Las manifestaciones de Francesc Homs en las que pronostica "el fin del Estado español" si él acaba siendo condenando por su participación en la consulta soberanista del 9-N parecen más fruto del delirio que de la racionalidad que se espera de un dirigente político. Homs, que comparece este lunes en el Supremo para ser juzgado por prevaricación y desobediencia, ha acusado también al Estado de estar "violentando las reglas de juego". El mundo al revés.

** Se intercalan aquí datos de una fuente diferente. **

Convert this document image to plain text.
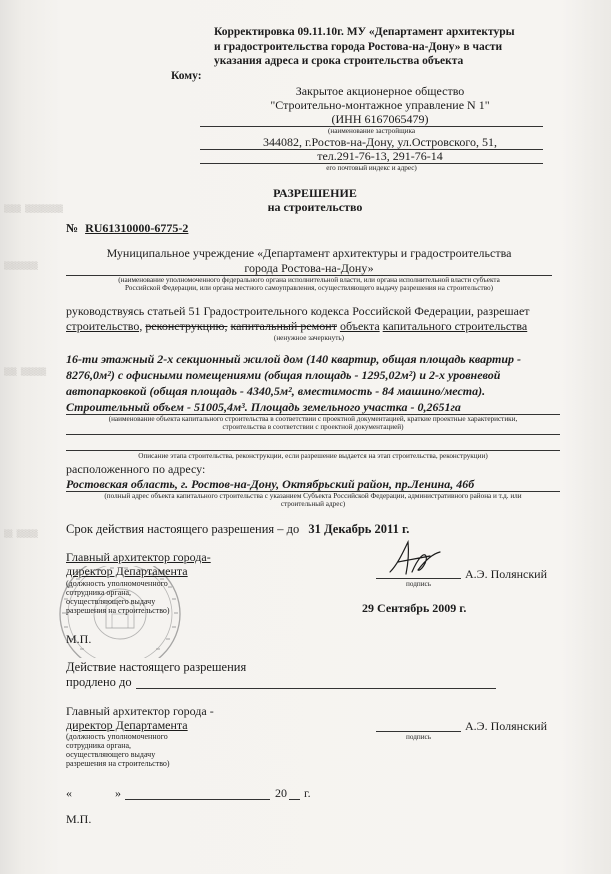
▒▒▒▒ ▒▒▒▒▒▒▒▒▒
▒▒▒▒▒▒▒▒
▒▒▒ ▒▒▒▒▒▒
▒▒ ▒▒▒▒▒
Корректировка 09.11.10г. МУ «Департамент архитектуры
и градостроительства города Ростова-на-Дону» в части
указания адреса и срока строительства объекта
Кому:
Закрытое акционерное общество
"Строительно-монтажное управление N 1"
(ИНН 6167065479)
(наименование застройщика
344082, г.Ростов-на-Дону, ул.Островского, 51,
тел.291-76-13, 291-76-14
его почтовый индекс и адрес)
РАЗРЕШЕНИЕ
на строительство
№ RU61310000-6775-2
Муниципальное учреждение «Департамент архитектуры и градостроительства
города Ростова-на-Дону»
(наименование уполномоченного федерального органа исполнительной власти, или органа исполнительной власти субъекта
Российской Федерации, или органа местного самоуправления, осуществляющего выдачу разрешения на строительство)
руководствуясь статьей 51 Градостроительного кодекса Российской Федерации, разрешает
строительство, реконструкцию, капитальный ремонт объекта капитального строительства
(ненужное зачеркнуть)
16-ти этажный 2-х секционный жилой дом (140 квартир, общая площадь квартир -
8276,0м²) с офисными помещениями (общая площадь - 1295,02м²) и 2-х уровневой
автопарковкой (общая площадь - 4340,5м², вместимость - 84 машино/места).
Строительный объем - 51005,4м³. Площадь земельного участка - 0,2651га
(наименование объекта капитального строительства в соответствии с проектной документацией, краткие проектные характеристики,
строительства в соответствии с проектной документацией)
Описание этапа строительства, реконструкции, если разрешение выдается на этап строительства, реконструкции)
расположенного по адресу:
Ростовская область, г. Ростов-на-Дону, Октябрьский район, пр.Ленина, 46б
(полный адрес объекта капитального строительства с указанием Субъекта Российской Федерации, административного района и т.д. или
строительный адрес)
Срок действия настоящего разрешения – до 31 Декабрь 2011 г.
Главный архитектор города-
директор Департамента
(должность уполномоченного
сотрудника органа,
осуществляющего выдачу
разрешения на строительство)
подпись
А.Э. Полянский
29 Сентябрь 2009 г.
М.П.
Действие настоящего разрешения
продлено до
Главный архитектор города -
директор Департамента
(должность уполномоченного
сотрудника органа,
осуществляющего выдачу
разрешения на строительство)
подпись
А.Э. Полянский
«	»	20 г.
М.П.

En su afán por seguir alimentando el victimismo, a Homs no parece importarle entrar en flagrantes contradicciones. ¿Cómo puede sostener un diputado nacional que la aplicación de la ley por parte de los jueces dinamita el Estado de Derecho? ¿No ocurre precisamente al contrario, que un Estado que no garantiza el cumplimiento de la ley ha perdido su razón de ser?
El tres por ciento
Por otra parte, puesto que Homs y su partido pretenden abiertamente romper España, ¿por qué presenta como algo dramático o apocalíptico la destrucción del Estado? Al contrario, Homs debería de mostrarse encantado con la posibilidad de ser condenado por el Supremo.
Es muy posible, sin embargo, que los aspavientos del dirigente nacionalista tengan que ver con los avances en la investigación del 3%, la cantidad que cobraba su partido para financiarse a los contratistas de la Generalitat. Hoy desvelamos que Andreu Viloca, el tesorero de Convergencia, se llevó a casa los contactos de los empresarios para avisarles de que destruyeran las pruebas del delito.
El cerco sobre Mas
Y el cerco ha empezado a estrecharse sobre el propio Artur Mas. EL ESPAÑOL acaba de desvelar que uno de los empresarios arrepentidos, Josep Manel Bassols, le ha relacionado con la trama corrupta: el expresidente de la Generalitat estaría al tanto de las irregularidades.
En este contexto es fácil entender por qué Homs alerta de que el Estado se desmoronará si se le aplica la ley. Cuando se rasga las vestiduras no es para evitar "el fin del Estado español", sencillamente busca una patente de corso para salvarse él y salvar a los suyos. El Estado no puede dársela, entre otras cosas, porque al hacerlo se suicidaría.